雨宮神父は、この舟はイエスが説教の際に使ったもの(4章1節)と同じであり、湖を渡って行く舟にはこの世を渡って行く教会という象徴的な意味があるかもしれない、としておられます。
ただし、福音書記者マルコがそれを意図してたかどうかは記事そのものからは分かりません。
次に、上記2~4の
「提示」 奇跡の必要性を示す
「実施」 奇跡を起こす言葉や動作を述べる
「確認」 奇跡が起こったことを確認する
ですが、ここでは38節後半を挟んで37~38節前半と39節が対称をなしていることが分かります。
弟子たちはイエスに
「先生、わたしたちがおぼれてもかまわないのですか。」(39節)
と問いかけます。問いかける、というより、この状況から考えて実際には叫んだのでしょう。

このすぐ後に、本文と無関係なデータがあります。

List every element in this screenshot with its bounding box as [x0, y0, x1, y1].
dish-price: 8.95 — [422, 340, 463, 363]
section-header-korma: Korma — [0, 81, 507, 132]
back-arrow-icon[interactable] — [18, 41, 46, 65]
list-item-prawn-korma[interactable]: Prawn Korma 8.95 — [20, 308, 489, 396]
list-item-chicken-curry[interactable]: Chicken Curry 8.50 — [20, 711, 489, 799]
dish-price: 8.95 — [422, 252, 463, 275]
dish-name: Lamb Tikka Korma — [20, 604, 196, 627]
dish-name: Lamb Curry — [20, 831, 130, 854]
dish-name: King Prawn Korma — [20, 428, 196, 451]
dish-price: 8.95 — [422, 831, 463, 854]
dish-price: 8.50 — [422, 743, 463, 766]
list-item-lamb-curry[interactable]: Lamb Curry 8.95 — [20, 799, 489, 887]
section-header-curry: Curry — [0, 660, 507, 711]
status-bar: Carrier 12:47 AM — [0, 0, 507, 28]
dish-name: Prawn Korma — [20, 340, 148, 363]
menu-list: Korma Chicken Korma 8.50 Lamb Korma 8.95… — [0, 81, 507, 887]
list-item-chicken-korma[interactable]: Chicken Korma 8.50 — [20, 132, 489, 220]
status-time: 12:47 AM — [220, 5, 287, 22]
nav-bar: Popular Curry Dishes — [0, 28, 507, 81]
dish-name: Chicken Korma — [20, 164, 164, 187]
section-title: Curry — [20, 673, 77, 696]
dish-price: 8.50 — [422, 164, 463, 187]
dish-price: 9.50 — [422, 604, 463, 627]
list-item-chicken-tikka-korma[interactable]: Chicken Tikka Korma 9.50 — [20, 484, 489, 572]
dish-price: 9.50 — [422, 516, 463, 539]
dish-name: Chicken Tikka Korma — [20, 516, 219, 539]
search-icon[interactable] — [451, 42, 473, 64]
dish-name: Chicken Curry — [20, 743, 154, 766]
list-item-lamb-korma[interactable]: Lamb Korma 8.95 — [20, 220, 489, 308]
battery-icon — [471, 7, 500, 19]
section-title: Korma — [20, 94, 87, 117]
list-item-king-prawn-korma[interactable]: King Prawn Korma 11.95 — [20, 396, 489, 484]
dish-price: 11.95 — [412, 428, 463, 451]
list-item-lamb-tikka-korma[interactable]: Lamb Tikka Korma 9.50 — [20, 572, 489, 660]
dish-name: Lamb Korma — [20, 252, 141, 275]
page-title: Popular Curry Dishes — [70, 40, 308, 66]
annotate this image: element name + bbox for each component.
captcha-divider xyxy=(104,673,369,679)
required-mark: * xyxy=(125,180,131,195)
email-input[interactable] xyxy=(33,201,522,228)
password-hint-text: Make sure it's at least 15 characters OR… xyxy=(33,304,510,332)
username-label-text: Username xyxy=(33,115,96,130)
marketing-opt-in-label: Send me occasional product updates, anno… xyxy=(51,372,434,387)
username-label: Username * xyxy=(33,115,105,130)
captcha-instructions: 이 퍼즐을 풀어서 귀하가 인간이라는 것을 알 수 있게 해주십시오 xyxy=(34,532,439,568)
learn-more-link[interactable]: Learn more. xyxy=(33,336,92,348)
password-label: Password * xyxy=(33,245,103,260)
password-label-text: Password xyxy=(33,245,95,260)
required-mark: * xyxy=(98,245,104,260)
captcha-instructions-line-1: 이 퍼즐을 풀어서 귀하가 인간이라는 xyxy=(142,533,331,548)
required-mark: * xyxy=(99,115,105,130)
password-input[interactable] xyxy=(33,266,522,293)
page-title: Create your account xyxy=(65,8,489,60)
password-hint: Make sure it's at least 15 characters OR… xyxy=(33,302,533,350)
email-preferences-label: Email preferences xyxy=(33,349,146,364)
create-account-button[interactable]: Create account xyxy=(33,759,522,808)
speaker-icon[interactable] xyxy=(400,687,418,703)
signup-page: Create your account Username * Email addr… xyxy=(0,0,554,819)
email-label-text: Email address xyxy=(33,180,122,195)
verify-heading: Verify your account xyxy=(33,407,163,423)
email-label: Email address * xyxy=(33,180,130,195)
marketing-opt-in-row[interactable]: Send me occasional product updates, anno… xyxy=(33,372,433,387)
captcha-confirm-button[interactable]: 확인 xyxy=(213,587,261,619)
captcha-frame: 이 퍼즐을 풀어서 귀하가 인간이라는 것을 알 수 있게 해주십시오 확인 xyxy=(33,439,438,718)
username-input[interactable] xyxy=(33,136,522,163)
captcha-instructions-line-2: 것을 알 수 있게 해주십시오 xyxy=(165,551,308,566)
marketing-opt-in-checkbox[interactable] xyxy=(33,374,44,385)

この「わたしたち」にはイエスも含まれると考えれば、「先生ご自身にも危険が迫っているのに良く平気で寝ていられますね!」と弟子達が言ったということになります。
40節にはイエスの「まだ信じないのか」という言葉が記されています。
これがこの聖書箇所で「弟子たちの不信仰」が問題とされているということの根拠となっています。
この信じる対象は誰かというと、雨宮神父によればそれは
「イエスの奇跡能力への信頼ではなく、神への信頼である」
ということになります。
旧約聖書の詩編107編には
主は嵐に働きかけて沈黙させられたので
波はおさまった(29節)
と謳われています。
荒れ狂う波を鎮めるのは、
「イエスの信頼に応えて働く神」(雨宮慧神父)
なのです。
「自分は神を信頼して、こうして落ち着いている。お前たちは何を騒いでいるのか。それほど神の力を信じられないのか」
イエスはこう弟子たちに応えたのでした。
イエスが「風を叱り、湖に『黙れ、黙れ』と言」(39節)うと風がやみ、湖がすっかり凪になったのを見て弟子たちは「いったい、この方はどなたなのだろう」と語り合います。
この「イエスとはいったい誰なのか」というのは弟子たちそして私たちにとっても極めて重要な問いです。